In a couple of weeks time, Sean Nuttall (Kings, CUSWPC, 2004-2005) will be attempting the eighth-longest unassisted swim on record globally. Find a message from Sean below which outlines the swim. Please do consider making a donation – good luck Sean! GDBO
Hello Hawks’ Club!
I’m writing because, during the second week of August, I’ll be attempting an 100km open-water swim for charity, and would love your support.
The swim is a two-way crossing of Lake Ontario, Canada, from Toronto to St. Catharines and back. It will require between 35 and 50 hours of continuous swimming. If I’m successful, it will be the longest unassisted open-water swim in Canada or by a Canadian, and the eighth-longest unassisted swim on record globally. (“Unassisted” meaning without the help of tides or currents, a wetsuit, or other warmth or floatation devices).
While I’ve done long swims before, this challenge is on a different level. I’ve been training pretty much continuously since swimming the English Channel last summer to get ready—through tendinitis, cortisone shots, more tendinitis, more shots, splitting my heel open on a bad flip turn, splitting my head open because it turns out you hit piers if you swim with your eyes closed, a parasitic larvae attack (please don’t ask), and a 4am trip to the ER after I somehow managed to completely blind myself at the beach. For the Channel, I was swimming over 100,000 yards per month; for this swim, I’ve had to hit more than 100,000 yards per week.

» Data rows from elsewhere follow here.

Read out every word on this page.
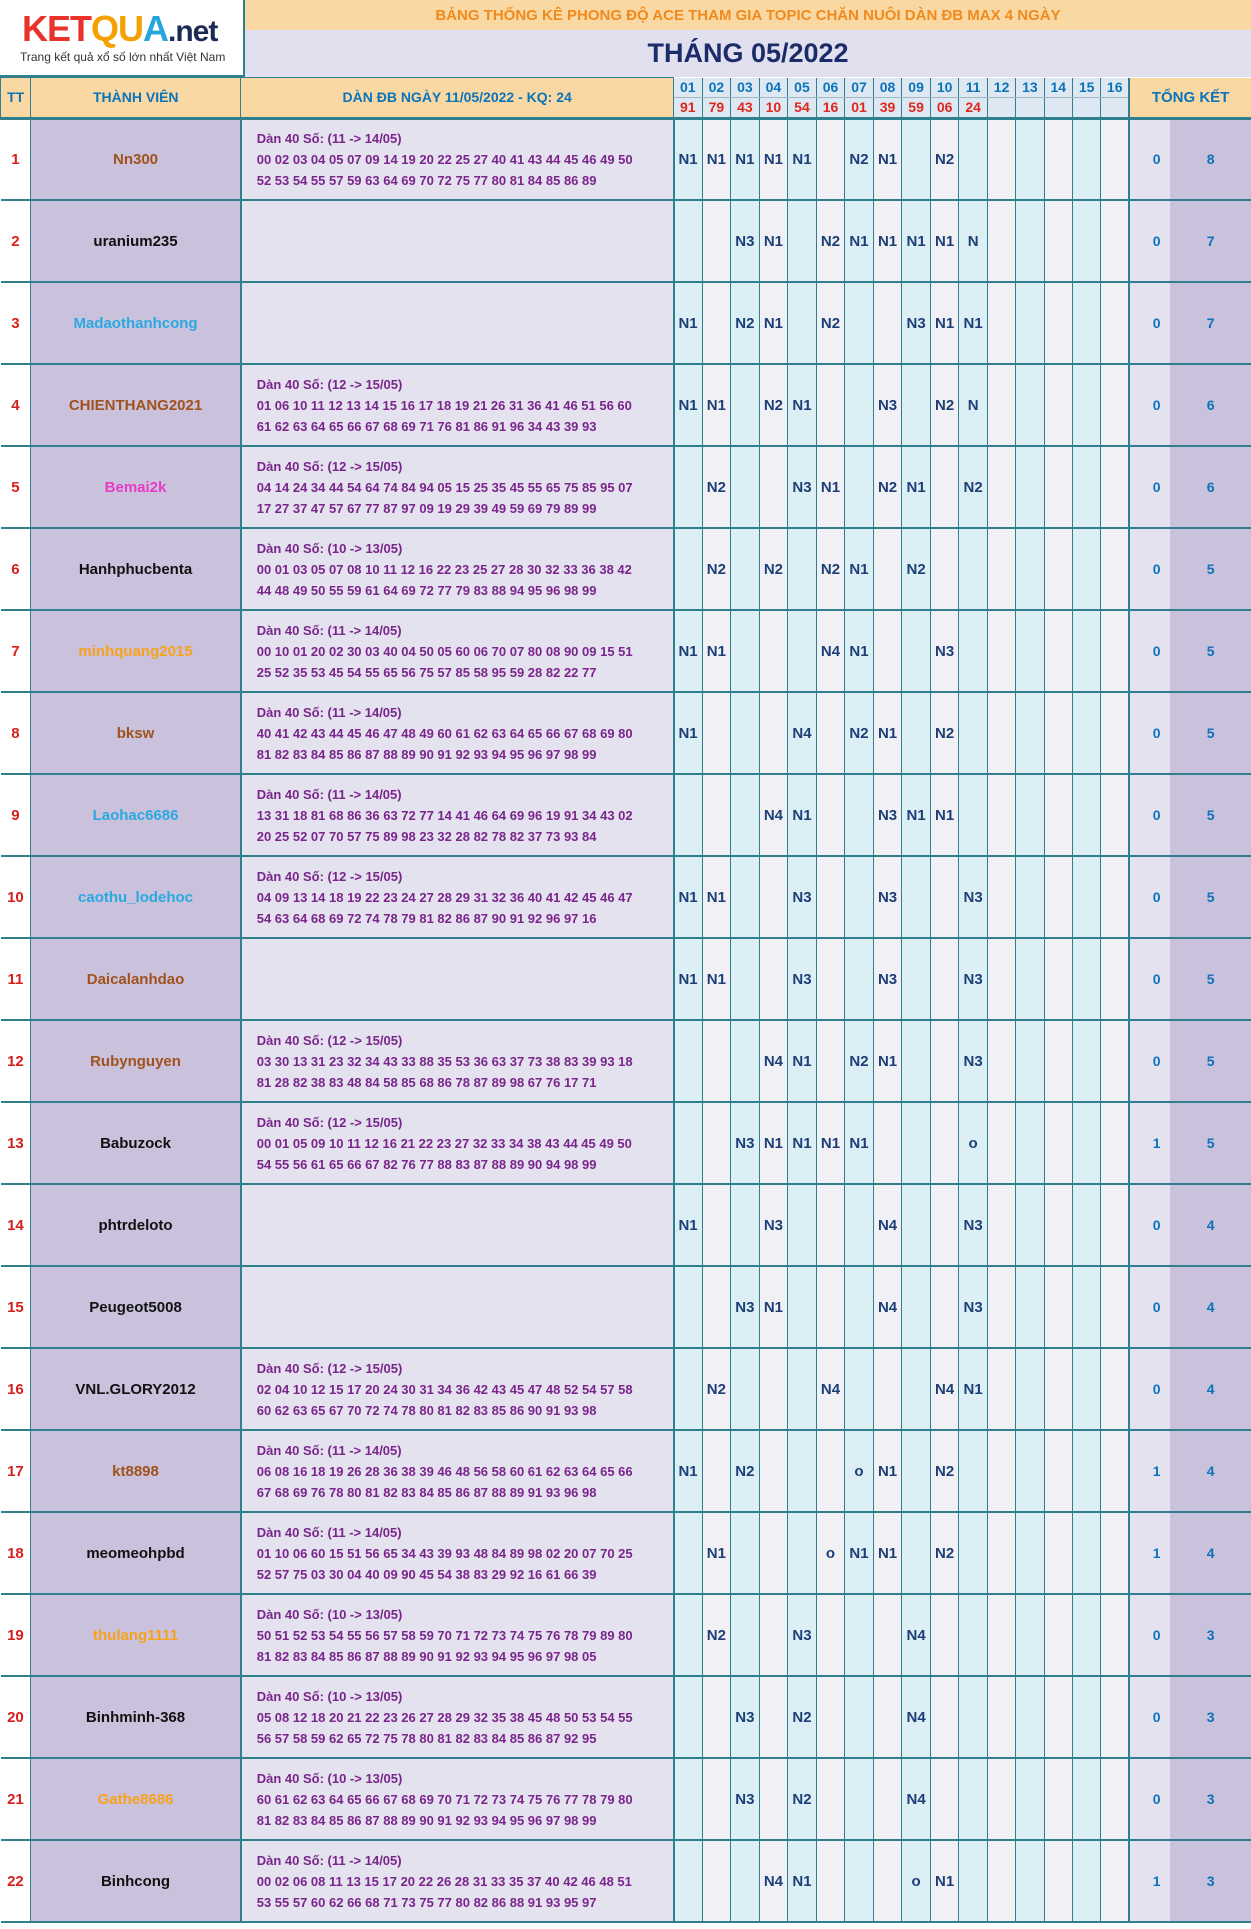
KETQUA.net
Trang kết quả xổ số lớn nhất Việt Nam
BẢNG THỐNG KÊ PHONG ĐỘ ACE THAM GIA TOPIC CHĂN NUÔI DÀN ĐB MAX 4 NGÀY
THÁNG 05/2022
TT	THÀNH VIÊN	DÀN ĐB NGÀY 11/05/2022 - KQ: 24	01	02	03	04	05	06	07	08	09	10	11	12	13	14	15	16	TỔNG KẾT		
			91	79	43	10	54	16	01	39	59	06	24								
1	Nn300	Dàn 40 Số: (11 -> 14/05)
00 02 03 04 05 07 09 14 19 20 22 25 27 40 41 43 44 45 46 49 50
52 53 54 55 57 59 63 64 69 70 72 75 77 80 81 84 85 86 89	N1	N1	N1	N1	N1		N2	N1		N2								0	8
2	uranium235				N3	N1		N2	N1	N1	N1	N1	N							0	7
3	Madaothanhcong		N1		N2	N1		N2			N3	N1	N1							0	7
4	CHIENTHANG2021	Dàn 40 Số: (12 -> 15/05)
01 06 10 11 12 13 14 15 16 17 18 19 21 26 31 36 41 46 51 56 60
61 62 63 64 65 66 67 68 69 71 76 81 86 91 96 34 43 39 93	N1	N1		N2	N1			N3		N2	N							0	6
5	Bemai2k	Dàn 40 Số: (12 -> 15/05)
04 14 24 34 44 54 64 74 84 94 05 15 25 35 45 55 65 75 85 95 07
17 27 37 47 57 67 77 87 97 09 19 29 39 49 59 69 79 89 99		N2			N3	N1		N2	N1		N2							0	6
6	Hanhphucbenta	Dàn 40 Số: (10 -> 13/05)
00 01 03 05 07 08 10 11 12 16 22 23 25 27 28 30 32 33 36 38 42
44 48 49 50 55 59 61 64 69 72 77 79 83 88 94 95 96 98 99		N2		N2		N2	N1		N2									0	5
7	minhquang2015	Dàn 40 Số: (11 -> 14/05)
00 10 01 20 02 30 03 40 04 50 05 60 06 70 07 80 08 90 09 15 51
25 52 35 53 45 54 55 65 56 75 57 85 58 95 59 28 82 22 77	N1	N1				N4	N1			N3								0	5
8	bksw	Dàn 40 Số: (11 -> 14/05)
40 41 42 43 44 45 46 47 48 49 60 61 62 63 64 65 66 67 68 69 80
81 82 83 84 85 86 87 88 89 90 91 92 93 94 95 96 97 98 99	N1				N4		N2	N1		N2								0	5
9	Laohac6686	Dàn 40 Số: (11 -> 14/05)
13 31 18 81 68 86 36 63 72 77 14 41 46 64 69 96 19 91 34 43 02
20 25 52 07 70 57 75 89 98 23 32 28 82 78 82 37 73 93 84				N4	N1			N3	N1	N1								0	5
10	caothu_lodehoc	Dàn 40 Số: (12 -> 15/05)
04 09 13 14 18 19 22 23 24 27 28 29 31 32 36 40 41 42 45 46 47
54 63 64 68 69 72 74 78 79 81 82 86 87 90 91 92 96 97 16	N1	N1			N3			N3			N3							0	5
11	Daicalanhdao		N1	N1			N3			N3			N3							0	5
12	Rubynguyen	Dàn 40 Số: (12 -> 15/05)
03 30 13 31 23 32 34 43 33 88 35 53 36 63 37 73 38 83 39 93 18
81 28 82 38 83 48 84 58 85 68 86 78 87 89 98 67 76 17 71				N4	N1		N2	N1			N3							0	5
13	Babuzock	Dàn 40 Số: (12 -> 15/05)
00 01 05 09 10 11 12 16 21 22 23 27 32 33 34 38 43 44 45 49 50
54 55 56 61 65 66 67 82 76 77 88 83 87 88 89 90 94 98 99			N3	N1	N1	N1	N1				o							1	5
14	phtrdeloto		N1			N3				N4			N3							0	4
15	Peugeot5008				N3	N1				N4			N3							0	4
16	VNL.GLORY2012	Dàn 40 Số: (12 -> 15/05)
02 04 10 12 15 17 20 24 30 31 34 36 42 43 45 47 48 52 54 57 58
60 62 63 65 67 70 72 74 78 80 81 82 83 85 86 90 91 93 98		N2				N4				N4	N1							0	4
17	kt8898	Dàn 40 Số: (11 -> 14/05)
06 08 16 18 19 26 28 36 38 39 46 48 56 58 60 61 62 63 64 65 66
67 68 69 76 78 80 81 82 83 84 85 86 87 88 89 91 93 96 98	N1		N2				o	N1		N2								1	4
18	meomeohpbd	Dàn 40 Số: (11 -> 14/05)
01 10 06 60 15 51 56 65 34 43 39 93 48 84 89 98 02 20 07 70 25
52 57 75 03 30 04 40 09 90 45 54 38 83 29 92 16 61 66 39		N1				o	N1	N1		N2								1	4
19	thulang1111	Dàn 40 Số: (10 -> 13/05)
50 51 52 53 54 55 56 57 58 59 70 71 72 73 74 75 76 78 79 89 80
81 82 83 84 85 86 87 88 89 90 91 92 93 94 95 96 97 98 05		N2			N3				N4									0	3
20	Binhminh-368	Dàn 40 Số: (10 -> 13/05)
05 08 12 18 20 21 22 23 26 27 28 29 32 35 38 45 48 50 53 54 55
56 57 58 59 62 65 72 75 78 80 81 82 83 84 85 86 87 92 95			N3		N2				N4									0	3
21	Gathe8686	Dàn 40 Số: (10 -> 13/05)
60 61 62 63 64 65 66 67 68 69 70 71 72 73 74 75 76 77 78 79 80
81 82 83 84 85 86 87 88 89 90 91 92 93 94 95 96 97 98 99			N3		N2				N4									0	3
22	Binhcong	Dàn 40 Số: (11 -> 14/05)
00 02 06 08 11 13 15 17 20 22 26 28 31 33 35 37 40 42 46 48 51
53 55 57 60 62 66 68 71 73 75 77 80 82 86 88 91 93 95 97				N4	N1				o	N1								1	3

I’m raising money for the University of Toronto’s Tanz Centre for Research in Neurodegenerative Diseases, a world leader in scientific research on debilitating brain disorders like Alzheimer’s, Parkinson’s, ALS, Lewy Body Dementia, and CJD. The Tanz Centre’s researchers are doing absolutely fantastic work transforming our understanding of these illnesses and are at the forefront of the global effort to prevent, diagnose, control, and cure them.
This cause is incredibly personal for me. My father, a criminal defense lawyer in Toronto, passed away five years ago this August after an extremely brief struggle with an unidentified neurodegenerative disease. In November 2016, my Dad successfully completed a complex jury trial. By February 2017, just three months later, he was in emergency care in a psychiatric ward. By May, he had largely lost the ability to talk, and by August he was gone. With few treatment options, all my family and I could do during this nightmarish time was watch, try to adjust to each heartbreaking new phase, and offer him and each other what little comfort we could.
This is why I’m swimming: To raise money for research that would help us better understand, prevent, and treat neurodegenerative diseases like the one that took my Dad. If you would like to support this effort, you can make a donation here. Because I’m trying to swim so much longer than I’ve ever done before, I’ve set a correspondingly high donation target: $50,000 CAD. No donation is too small; every little bit helps.
Thank you so much for your support!!